Competition for African natural resources goes hand in hand with ideological issues, and image campaigns. Western countries have frequently called for African governments to account to their people. “The Nigeriens must know how much money is paid (…) where the money goes, how it is used. These are the methods of the twenty-first century,” French president Nicolas Sarkozy said during a visit to Niger in March last year.

Given China’s political system, it isn’t surprising that Beijing equates every African government with “the African people”. China’s embassy in Harare reportedly threw a birthday party for Zimbabwe’s president Robert Mugabe last month, and a Zimbabwean journalist wrote an article for the Southern Africa Times in October, describing what he had learned during a stay in China, notably that

“in such a diverse country with a huge population, things would be unwork­able without a unified will along with individual crea­tivity.”

The Southern Africa Times is apparently co-owned by Zimbabwe Newspapers Limited and New Era Corporation of Namibia.

Yang Fan (杨帆), formally a representative for China’s Nuctech company in Namibia, reportedly used to co-manage a local Namibian company in his private capacity until last year. A corruption trial began last year, and apparently hasn’t come to a conclusion so far. The money, allegedly diverted by the local company’s managers from a US$12.8 million down payment on 13 scanners, was to be used for paying the supplier, Nuctech. The Exim Bank was the main financer of the deal, and CCP and state chairman Hu Jintao‘s son Hu Haifeng had been president of Nuctech until 2008, when he was promoted to a post with Tsinghua Holdings

Apparently unrelated to the final outcome of the trial, a US-$ 100 mn credit line was cancelled by Namibia’s government late in 2008. There seems to be some disillusionment among Namibian officials – Namibians should “shake off” their naivety in our dealings with our former benefactors during the liberation struggle, First National Bank of Namibia Group’s chief executive officer Vekuii Rukoro suggested last year.
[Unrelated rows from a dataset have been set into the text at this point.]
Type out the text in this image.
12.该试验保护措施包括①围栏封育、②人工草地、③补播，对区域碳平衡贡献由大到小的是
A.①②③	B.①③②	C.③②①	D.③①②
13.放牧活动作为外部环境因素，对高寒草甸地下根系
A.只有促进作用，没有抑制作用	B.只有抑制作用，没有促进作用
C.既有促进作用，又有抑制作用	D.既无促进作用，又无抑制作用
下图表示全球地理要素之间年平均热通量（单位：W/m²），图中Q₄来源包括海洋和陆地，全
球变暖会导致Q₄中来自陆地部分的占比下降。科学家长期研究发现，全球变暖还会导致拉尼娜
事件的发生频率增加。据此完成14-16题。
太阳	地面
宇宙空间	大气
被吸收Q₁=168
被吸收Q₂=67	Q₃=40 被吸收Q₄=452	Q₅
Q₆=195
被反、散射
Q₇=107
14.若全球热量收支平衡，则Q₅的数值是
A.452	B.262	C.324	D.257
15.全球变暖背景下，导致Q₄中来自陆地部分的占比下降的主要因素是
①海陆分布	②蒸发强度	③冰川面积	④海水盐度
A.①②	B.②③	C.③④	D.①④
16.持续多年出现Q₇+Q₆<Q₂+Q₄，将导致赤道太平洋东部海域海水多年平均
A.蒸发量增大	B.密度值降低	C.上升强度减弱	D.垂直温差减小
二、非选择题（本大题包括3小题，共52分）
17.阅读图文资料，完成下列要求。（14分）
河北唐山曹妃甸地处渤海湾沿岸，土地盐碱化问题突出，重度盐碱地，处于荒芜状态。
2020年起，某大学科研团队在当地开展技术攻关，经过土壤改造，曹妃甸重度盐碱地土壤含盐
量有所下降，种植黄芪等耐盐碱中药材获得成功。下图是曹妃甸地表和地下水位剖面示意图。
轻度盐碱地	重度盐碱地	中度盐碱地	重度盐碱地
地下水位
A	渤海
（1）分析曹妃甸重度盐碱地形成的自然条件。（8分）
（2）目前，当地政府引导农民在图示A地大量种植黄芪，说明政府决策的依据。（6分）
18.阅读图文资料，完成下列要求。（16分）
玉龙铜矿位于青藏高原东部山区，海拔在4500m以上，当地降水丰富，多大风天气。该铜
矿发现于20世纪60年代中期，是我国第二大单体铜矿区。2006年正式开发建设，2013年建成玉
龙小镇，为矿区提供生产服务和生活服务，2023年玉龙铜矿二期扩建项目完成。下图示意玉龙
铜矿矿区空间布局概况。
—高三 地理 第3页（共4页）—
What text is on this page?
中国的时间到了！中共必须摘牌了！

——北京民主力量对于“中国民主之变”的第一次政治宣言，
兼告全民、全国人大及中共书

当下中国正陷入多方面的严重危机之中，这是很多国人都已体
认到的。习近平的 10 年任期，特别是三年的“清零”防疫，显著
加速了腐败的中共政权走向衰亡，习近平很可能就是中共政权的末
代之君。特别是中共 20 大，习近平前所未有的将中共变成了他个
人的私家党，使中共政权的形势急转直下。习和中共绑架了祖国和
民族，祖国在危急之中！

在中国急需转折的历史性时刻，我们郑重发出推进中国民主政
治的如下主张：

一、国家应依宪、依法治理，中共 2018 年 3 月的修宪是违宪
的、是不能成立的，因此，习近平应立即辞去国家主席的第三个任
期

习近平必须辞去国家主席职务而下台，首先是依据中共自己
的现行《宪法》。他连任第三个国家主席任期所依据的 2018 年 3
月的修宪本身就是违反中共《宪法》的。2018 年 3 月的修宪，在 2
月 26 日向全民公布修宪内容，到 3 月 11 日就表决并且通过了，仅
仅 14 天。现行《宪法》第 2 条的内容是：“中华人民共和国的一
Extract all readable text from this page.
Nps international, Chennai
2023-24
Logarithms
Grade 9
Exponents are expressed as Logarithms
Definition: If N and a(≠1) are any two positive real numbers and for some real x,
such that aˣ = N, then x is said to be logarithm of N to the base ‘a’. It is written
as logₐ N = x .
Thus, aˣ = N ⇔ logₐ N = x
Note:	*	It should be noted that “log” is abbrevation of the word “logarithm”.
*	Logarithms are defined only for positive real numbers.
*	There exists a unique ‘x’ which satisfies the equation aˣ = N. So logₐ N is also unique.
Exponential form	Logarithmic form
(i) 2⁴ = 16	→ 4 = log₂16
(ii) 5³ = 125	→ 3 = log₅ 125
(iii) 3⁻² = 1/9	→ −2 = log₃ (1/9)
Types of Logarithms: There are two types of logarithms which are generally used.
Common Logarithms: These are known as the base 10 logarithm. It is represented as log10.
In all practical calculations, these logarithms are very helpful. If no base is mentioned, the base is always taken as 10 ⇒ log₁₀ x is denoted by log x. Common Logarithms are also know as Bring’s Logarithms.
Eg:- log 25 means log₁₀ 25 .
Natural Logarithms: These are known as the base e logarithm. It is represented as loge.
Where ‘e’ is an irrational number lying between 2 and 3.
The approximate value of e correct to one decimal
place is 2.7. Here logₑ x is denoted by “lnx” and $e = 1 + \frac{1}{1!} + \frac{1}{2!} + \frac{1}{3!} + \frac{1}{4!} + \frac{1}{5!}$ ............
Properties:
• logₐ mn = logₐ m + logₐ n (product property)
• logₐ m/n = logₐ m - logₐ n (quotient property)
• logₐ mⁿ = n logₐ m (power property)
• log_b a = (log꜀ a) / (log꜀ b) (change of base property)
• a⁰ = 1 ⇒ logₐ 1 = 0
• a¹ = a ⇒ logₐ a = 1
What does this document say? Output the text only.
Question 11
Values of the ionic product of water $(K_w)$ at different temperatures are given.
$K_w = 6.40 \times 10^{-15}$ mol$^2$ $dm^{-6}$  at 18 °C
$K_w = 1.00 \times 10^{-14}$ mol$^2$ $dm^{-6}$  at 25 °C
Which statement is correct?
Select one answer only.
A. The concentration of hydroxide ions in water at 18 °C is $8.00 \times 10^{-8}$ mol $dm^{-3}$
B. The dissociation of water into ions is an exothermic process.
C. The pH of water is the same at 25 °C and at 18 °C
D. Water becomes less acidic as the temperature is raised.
China, Western countries and others interested will have to compete for business with Africa. In the long run, this may really benefit Africa for the first time in modern African history. If China’s cooperation with African and other countries on the basis of equality and mutual benefit continues to feature similar qualities as the way many local ganbus in China run their entailed estates, China’s share in Africa’s trade could remain comparatively modest – unless it manages to put or keep its buddies at some of the continent´s crucial political switchpoints.

JR stays tuned for a fascinating showcase of international relations.